The story puts me in mind of Margaret Atwell’s The Handmaid’s Tale, another story of a dystopian future where the rights of women and other “undesirables” are subjugated following a revolution. In Never Let Me Go, both men and women are used for organ donation, but they are clones of what are considered in the story to be “undesirables”, prostitutes, junkies and the like. Both stories allude to how society treats its weaker or more vulnerable members. In Never Let Me Go I found it very strange how there was nothing to suggest that any of the characters wanted to change their lives at all. Each seemed to accept their role and follow it. They look forward to beginning their training as carers or to receiving their first notice to donate. Tommy tells Kath she should request her first donation notice and ask why it has been so long coming.

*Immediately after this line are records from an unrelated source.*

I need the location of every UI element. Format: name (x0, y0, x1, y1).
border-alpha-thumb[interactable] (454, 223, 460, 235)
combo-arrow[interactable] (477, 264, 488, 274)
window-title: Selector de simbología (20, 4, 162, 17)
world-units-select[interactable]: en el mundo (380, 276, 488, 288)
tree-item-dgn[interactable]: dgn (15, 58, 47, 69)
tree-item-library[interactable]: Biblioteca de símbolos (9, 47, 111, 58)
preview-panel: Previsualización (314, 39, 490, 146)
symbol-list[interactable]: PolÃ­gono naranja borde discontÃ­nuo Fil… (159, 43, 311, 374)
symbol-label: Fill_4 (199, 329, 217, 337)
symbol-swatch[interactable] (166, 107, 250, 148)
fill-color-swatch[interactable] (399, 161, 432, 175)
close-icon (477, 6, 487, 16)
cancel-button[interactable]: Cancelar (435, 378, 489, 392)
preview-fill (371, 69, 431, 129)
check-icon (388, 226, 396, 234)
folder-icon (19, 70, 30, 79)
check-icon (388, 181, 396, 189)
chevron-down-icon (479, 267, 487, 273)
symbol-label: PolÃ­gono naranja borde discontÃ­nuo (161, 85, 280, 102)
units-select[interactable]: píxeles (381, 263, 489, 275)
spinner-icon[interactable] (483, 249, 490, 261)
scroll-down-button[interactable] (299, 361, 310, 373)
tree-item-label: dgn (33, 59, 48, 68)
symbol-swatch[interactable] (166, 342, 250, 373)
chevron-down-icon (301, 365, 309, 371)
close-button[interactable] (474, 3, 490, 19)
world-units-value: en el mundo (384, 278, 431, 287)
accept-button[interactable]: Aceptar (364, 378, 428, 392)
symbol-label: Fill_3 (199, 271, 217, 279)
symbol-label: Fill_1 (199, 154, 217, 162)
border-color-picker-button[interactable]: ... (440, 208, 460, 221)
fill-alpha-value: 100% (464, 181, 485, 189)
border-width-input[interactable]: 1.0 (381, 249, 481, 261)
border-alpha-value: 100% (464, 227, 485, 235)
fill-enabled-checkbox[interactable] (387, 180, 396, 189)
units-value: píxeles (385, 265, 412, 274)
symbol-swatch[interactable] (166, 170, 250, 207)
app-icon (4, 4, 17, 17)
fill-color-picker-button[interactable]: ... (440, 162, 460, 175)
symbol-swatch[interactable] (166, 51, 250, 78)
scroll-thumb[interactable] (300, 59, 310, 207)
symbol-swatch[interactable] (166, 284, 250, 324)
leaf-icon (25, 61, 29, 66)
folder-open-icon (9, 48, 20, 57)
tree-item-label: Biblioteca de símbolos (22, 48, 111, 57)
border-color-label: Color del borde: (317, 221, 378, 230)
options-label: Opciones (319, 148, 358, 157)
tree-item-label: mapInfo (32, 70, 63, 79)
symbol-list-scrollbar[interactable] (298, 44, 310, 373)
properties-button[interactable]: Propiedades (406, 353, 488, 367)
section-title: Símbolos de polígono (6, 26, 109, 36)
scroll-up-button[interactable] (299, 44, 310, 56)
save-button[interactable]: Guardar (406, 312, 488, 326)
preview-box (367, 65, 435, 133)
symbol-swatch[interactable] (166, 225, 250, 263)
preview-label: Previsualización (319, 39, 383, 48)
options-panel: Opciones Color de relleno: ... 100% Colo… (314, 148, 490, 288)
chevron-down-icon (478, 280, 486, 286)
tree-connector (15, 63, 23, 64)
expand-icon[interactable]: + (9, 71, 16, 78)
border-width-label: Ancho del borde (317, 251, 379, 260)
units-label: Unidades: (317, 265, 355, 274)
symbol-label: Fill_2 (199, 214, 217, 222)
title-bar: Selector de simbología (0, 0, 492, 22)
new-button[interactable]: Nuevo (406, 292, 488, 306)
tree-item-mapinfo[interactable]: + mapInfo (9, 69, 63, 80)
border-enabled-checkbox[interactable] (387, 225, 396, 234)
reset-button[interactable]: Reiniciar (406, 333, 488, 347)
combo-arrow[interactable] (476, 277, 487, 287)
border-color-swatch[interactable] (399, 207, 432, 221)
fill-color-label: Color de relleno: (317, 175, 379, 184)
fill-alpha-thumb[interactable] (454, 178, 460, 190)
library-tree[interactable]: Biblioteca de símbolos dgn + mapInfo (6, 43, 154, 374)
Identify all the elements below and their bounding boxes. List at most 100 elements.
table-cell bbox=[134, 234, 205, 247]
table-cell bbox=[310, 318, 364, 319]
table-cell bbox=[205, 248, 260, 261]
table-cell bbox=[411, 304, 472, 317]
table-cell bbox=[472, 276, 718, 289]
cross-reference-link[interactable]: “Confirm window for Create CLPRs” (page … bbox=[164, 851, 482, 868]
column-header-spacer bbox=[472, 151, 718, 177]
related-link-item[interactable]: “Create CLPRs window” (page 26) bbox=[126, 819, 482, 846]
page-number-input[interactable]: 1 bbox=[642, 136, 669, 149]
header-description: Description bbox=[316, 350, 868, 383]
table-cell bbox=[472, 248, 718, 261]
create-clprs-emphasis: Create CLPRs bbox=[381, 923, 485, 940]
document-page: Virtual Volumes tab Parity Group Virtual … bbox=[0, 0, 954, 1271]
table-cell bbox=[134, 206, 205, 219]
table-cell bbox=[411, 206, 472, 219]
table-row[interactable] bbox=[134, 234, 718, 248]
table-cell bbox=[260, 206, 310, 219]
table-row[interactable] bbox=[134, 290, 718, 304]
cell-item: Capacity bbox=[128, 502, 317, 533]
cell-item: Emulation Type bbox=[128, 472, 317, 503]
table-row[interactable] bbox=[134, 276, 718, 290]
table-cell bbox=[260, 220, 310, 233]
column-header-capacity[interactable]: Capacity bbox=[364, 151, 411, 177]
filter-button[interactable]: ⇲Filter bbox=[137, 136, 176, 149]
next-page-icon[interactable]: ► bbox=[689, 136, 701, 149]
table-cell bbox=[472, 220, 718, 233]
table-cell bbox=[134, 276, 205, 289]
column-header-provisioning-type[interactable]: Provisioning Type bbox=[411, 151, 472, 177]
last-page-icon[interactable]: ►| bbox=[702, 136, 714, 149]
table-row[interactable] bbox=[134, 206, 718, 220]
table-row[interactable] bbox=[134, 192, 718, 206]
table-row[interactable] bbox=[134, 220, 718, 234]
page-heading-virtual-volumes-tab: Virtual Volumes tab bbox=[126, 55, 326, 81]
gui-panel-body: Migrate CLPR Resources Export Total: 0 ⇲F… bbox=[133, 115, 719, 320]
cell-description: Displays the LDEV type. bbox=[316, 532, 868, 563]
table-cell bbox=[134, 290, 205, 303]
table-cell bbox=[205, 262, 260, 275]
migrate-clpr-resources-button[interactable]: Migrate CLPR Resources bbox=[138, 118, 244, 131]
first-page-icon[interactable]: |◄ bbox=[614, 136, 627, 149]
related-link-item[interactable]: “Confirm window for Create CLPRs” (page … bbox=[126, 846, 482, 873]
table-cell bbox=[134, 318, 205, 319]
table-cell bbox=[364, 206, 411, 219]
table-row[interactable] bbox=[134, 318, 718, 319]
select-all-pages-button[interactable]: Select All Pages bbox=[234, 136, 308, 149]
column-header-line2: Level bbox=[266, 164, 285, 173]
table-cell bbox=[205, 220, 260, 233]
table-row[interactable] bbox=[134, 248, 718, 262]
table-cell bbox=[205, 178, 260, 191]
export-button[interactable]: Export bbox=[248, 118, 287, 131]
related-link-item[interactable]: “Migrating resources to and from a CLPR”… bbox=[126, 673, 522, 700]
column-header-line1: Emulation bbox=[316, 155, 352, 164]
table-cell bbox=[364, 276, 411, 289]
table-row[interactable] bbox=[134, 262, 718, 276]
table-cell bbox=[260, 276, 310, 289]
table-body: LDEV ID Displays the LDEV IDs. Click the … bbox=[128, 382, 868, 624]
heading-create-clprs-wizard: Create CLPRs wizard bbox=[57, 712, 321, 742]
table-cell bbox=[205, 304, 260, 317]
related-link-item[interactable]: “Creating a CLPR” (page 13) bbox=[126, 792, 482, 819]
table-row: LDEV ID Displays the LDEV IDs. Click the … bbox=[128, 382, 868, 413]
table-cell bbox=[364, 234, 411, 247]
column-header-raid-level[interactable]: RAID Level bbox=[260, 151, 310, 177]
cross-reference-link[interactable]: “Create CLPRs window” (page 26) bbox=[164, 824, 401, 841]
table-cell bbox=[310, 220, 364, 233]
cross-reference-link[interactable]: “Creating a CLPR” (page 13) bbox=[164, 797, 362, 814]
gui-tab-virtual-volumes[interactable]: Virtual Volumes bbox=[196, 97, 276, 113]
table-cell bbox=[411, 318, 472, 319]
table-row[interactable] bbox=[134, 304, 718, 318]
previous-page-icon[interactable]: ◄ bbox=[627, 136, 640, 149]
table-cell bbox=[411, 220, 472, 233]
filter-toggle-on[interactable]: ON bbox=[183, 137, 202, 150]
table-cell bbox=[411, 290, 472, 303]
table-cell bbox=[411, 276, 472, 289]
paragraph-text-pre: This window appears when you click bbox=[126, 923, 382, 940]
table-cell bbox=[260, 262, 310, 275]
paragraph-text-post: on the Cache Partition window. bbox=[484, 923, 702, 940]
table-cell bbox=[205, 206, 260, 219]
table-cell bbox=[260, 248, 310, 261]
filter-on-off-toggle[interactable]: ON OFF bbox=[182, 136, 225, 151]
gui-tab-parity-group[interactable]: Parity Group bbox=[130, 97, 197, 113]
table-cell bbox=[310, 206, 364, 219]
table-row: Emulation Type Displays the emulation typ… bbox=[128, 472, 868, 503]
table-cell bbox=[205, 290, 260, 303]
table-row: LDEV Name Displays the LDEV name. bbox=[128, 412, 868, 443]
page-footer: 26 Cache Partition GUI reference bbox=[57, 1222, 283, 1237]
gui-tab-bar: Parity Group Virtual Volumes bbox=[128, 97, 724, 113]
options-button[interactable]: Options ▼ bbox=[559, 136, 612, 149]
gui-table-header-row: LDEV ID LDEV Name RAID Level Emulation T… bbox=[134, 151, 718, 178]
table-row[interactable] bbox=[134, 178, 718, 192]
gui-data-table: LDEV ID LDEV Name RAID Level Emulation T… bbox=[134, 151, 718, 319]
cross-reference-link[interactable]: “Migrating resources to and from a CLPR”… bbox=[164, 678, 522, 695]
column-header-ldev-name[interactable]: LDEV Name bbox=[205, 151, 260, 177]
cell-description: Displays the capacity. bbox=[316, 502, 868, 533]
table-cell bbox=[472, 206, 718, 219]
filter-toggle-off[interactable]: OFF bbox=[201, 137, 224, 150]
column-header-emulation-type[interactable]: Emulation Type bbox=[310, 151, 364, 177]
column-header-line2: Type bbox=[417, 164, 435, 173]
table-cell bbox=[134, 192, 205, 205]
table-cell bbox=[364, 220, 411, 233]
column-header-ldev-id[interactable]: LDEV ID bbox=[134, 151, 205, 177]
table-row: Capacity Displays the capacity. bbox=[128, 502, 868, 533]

Possibly this is because their everyday lives are so lacking in activity and purpose that they clutch at these milestones as a way of giving meaning to their existence.
It is a dire and dismal life, but even Kath, the narrator, doesn’t express any feelings about being a carer and seeing how her life is going to play out in the people she is caring for. Every day she is faced with her future, but there is little to hint that she thinks it can be any other way. Towards the end of the book Kath starts questioning how her life has been, but not how her future is going to be. In matter of fact language, she questions why, if the students’ only purpose is to donate their organs, they are given an education at all. It is indicated that some of the institutions are more caring than others, but each performs the function of raising the students and educating them.
I found this a very puzzling book because there are so many themes and narratives which could be teased out and many different viewpoints and insights. I will need to re-read it in the future as I feel I have not even scratched the surface. A disturbing, puzzling book, but I loved it.